Dem Kreuzweg mit allen Sinnen nachspüren

An ein anspruchsvolles und vielversprechendes Programm wagt sich Dekanatskantor Karl Ludwig Kreutz mit dem diesjährigen Dekanatssingen am Sonntag in St. Laurentius heran. Die 14 Kreuzweg-Stationen in der Vertonung von Franz Liszt bilden den Mittelpunkt des Konzerts am Passionssonntag - eine Premiere innerhalb des Bistums Trier.

Saarburg. Karl Ludwig Kreutz steht für Qualität. Und für Kontinuität. Das unter Regionalkantor Joachim Reidenbach in den 70er Jahren begonnene Dekanatssingen setzt Kreutz, Honorar-Professor an der Hochschule für Musik Freiburg und Dekanatskantor, seit zehn Jahren fort. Ungefähr im Jahres-Rhythmus bringt der Kirchenmusiker in einer großen Gemeinschafts-Veranstaltung die Kirchenchöre des Dekanates Konz-Saarburg zusammen - "um ein großes Miteinander erlebbar zu machen", wie Kreutz beschreibt.

400 Sänger "tummeln" sich im Altar-Raum, wenn die Chöre des Dekanats komplett sind. Dabei variieren die Besetzungen stark. So gehört der Freudenburger Chor mit zehn und der Tabener mit 20 Sängern zu den kleinen, während die Saarburger mit 35 Männern und Frauen "anrücken" können.

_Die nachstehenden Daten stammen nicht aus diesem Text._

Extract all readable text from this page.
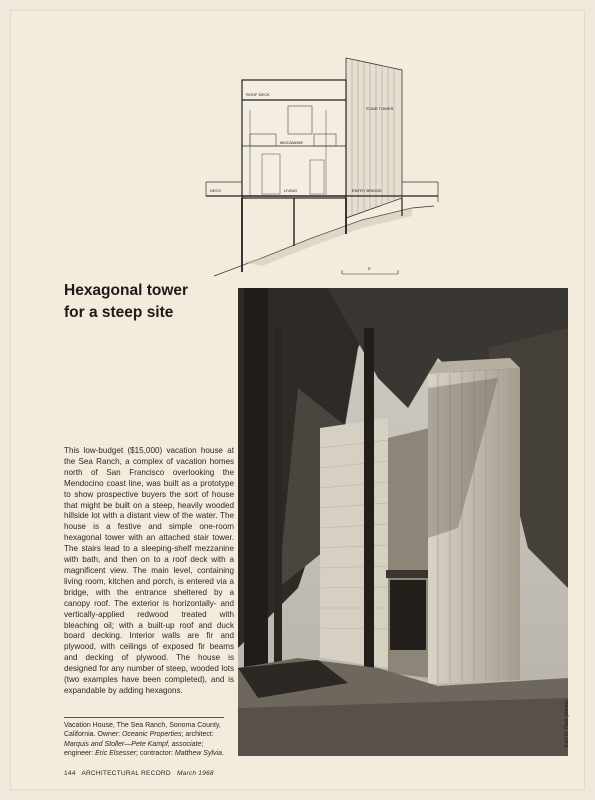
ROOF DECK
STAIR TOWER
MEZZANINE
DECK	LIVING	ENTRY BRIDGE
5'
Hexagonal tower
for a steep site
Karl H. Riek photos
This low-budget ($15,000) vacation house at the Sea Ranch, a complex of vacation homes north of San Francisco overlooking the Mendocino coast line, was built as a prototype to show prospective buyers the sort of house that might be built on a steep, heavily wooded hillside lot with a distant view of the water. The house is a festive and simple one-room hexagonal tower with an attached stair tower. The stairs lead to a sleeping-shelf mezzanine with bath, and then on to a roof deck with a magnificent view. The main level, containing living room, kitchen and porch, is entered via a bridge, with the entrance sheltered by a canopy roof. The exterior is horizontally- and vertically-applied redwood treated with bleaching oil; with a built-up roof and duck board decking. Interior walls are fir and plywood, with ceilings of exposed fir beams and decking of plywood. The house is designed for any number of steep, wooded lots (two examples have been completed), and is expandable by adding hexagons.
Vacation House, The Sea Ranch, Sonoma County, California. Owner: Oceanic Properties; architect: Marquis and Stoller—Pete Kampf, associate; engineer: Eric Elsesser; contractor: Matthew Sylvia.
144 ARCHITECTURAL RECORD March 1968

Ein zentrales Werk wird bei den Traditions-Konzerten stets herausgestellt. Für das diesjährige tritt eine "abgespeckte Delegation" mit 180 Sängern des "Alt-Dekanates" an. Die Kirchenchöre aus Ayl, Beurig, Fisch, Freudenburg, Irsch, Saarburg, Serrig und Taben werden das Publikum mit einer Premiere für das Bistum überraschen.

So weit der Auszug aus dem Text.